The CPI will be used to measure the inflation rate of a country over a certain period of time. A volatile CPI will help you determine whether the inflation rate is rising or falling. Regardless of whether inflation rises or falls, the most impact on the nation’s economy will be.
It is possible that, in some cases, a falling inflation rate will have a positive impact on the economy. For example, as the popularity of the Internet grows, consumers pay less for phone bills. This will benefit them because the cost for the Internet is quite cheap, can comfortably connect through applications without charge.
Or when prices rise uncontrollably, inflation becomes hyperinflation, causing the currency to devalue seriously and the economy can collapse.
The problems when calculating the consumer price index
There will be 3 main problems that are aggregated through the calculation of the consumer price index. The nature is that using a fixed basket of goods causes many different problems that limit this index. Specifically:
CPI does not reflect substitution deviation
The first problem facing the CPI is that it does not reflect the substitution bias. Because this index uses the fixed basket of goods data. A familiar trend in consumer consumption is that when a product, commodity or service has a rapidly increasing and increasing price, they will switch to a lower price. .
So the consumption of these goods is higher than the index of those goods which are increasing in price. This factor will make the calculation of the CPI has evaluated the price higher than actual consumption.
CPI does not reflect the appearance of new products
Another problem that has been pointed out when calculating the consumer price index is the reflection is not enough, not true for the newly emerging goods. Because of the nature of the CPI using a fixed basket of goods, in case new goods appear, consumers will use a certain currency and buy more products. CPI will not be able to reflect the increasing purchasing power of a currency, so it will value the price higher than it actually is.

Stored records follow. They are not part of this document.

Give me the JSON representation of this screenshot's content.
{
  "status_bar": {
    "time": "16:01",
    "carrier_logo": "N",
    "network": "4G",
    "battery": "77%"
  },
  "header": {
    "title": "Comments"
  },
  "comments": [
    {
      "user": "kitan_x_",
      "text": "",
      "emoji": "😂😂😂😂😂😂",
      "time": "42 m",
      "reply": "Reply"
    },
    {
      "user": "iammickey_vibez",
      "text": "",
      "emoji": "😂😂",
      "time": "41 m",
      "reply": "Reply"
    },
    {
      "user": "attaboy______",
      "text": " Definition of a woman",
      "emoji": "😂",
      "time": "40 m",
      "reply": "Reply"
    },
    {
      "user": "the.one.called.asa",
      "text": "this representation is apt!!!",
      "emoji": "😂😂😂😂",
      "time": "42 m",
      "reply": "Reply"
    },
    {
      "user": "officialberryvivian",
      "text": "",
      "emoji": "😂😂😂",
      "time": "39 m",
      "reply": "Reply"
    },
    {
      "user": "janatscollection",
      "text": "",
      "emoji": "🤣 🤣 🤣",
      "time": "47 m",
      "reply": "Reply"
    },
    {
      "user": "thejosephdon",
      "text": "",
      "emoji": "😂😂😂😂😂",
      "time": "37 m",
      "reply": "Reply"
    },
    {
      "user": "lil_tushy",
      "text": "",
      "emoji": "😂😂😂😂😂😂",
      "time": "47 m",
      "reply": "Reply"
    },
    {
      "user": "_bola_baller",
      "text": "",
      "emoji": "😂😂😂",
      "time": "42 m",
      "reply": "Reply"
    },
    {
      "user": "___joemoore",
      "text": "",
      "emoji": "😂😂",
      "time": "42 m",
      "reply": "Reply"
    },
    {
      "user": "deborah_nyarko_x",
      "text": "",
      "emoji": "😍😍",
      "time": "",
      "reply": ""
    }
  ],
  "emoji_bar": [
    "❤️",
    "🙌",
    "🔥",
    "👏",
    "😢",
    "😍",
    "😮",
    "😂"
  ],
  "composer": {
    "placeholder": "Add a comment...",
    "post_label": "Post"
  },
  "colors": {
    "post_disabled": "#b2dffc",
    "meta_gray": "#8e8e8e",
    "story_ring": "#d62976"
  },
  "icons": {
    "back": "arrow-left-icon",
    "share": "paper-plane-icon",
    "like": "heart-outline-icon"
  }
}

CPI does not reflect changes in the quality of goods
The third problem for the calculation of the CPI is the failure to reflect changes in the quality of a particular commodity. Basically, if a certain product or service increases in price, but the proportional quality also increases, or maybe more, then the same price does not increase.
Usually, the quality of goods tends to increase in quality, but the CPI does not measure this and only exaggerates the price level compared to reality.
In general, all 3 issues above when calculating the CPI will cause the price to be exaggerated, not true. Therefore, when calculating this index should also consider to ensure similarity, although it cannot be absolutely accurate, it ensures objectivity when based on the CPI to evaluate the economy.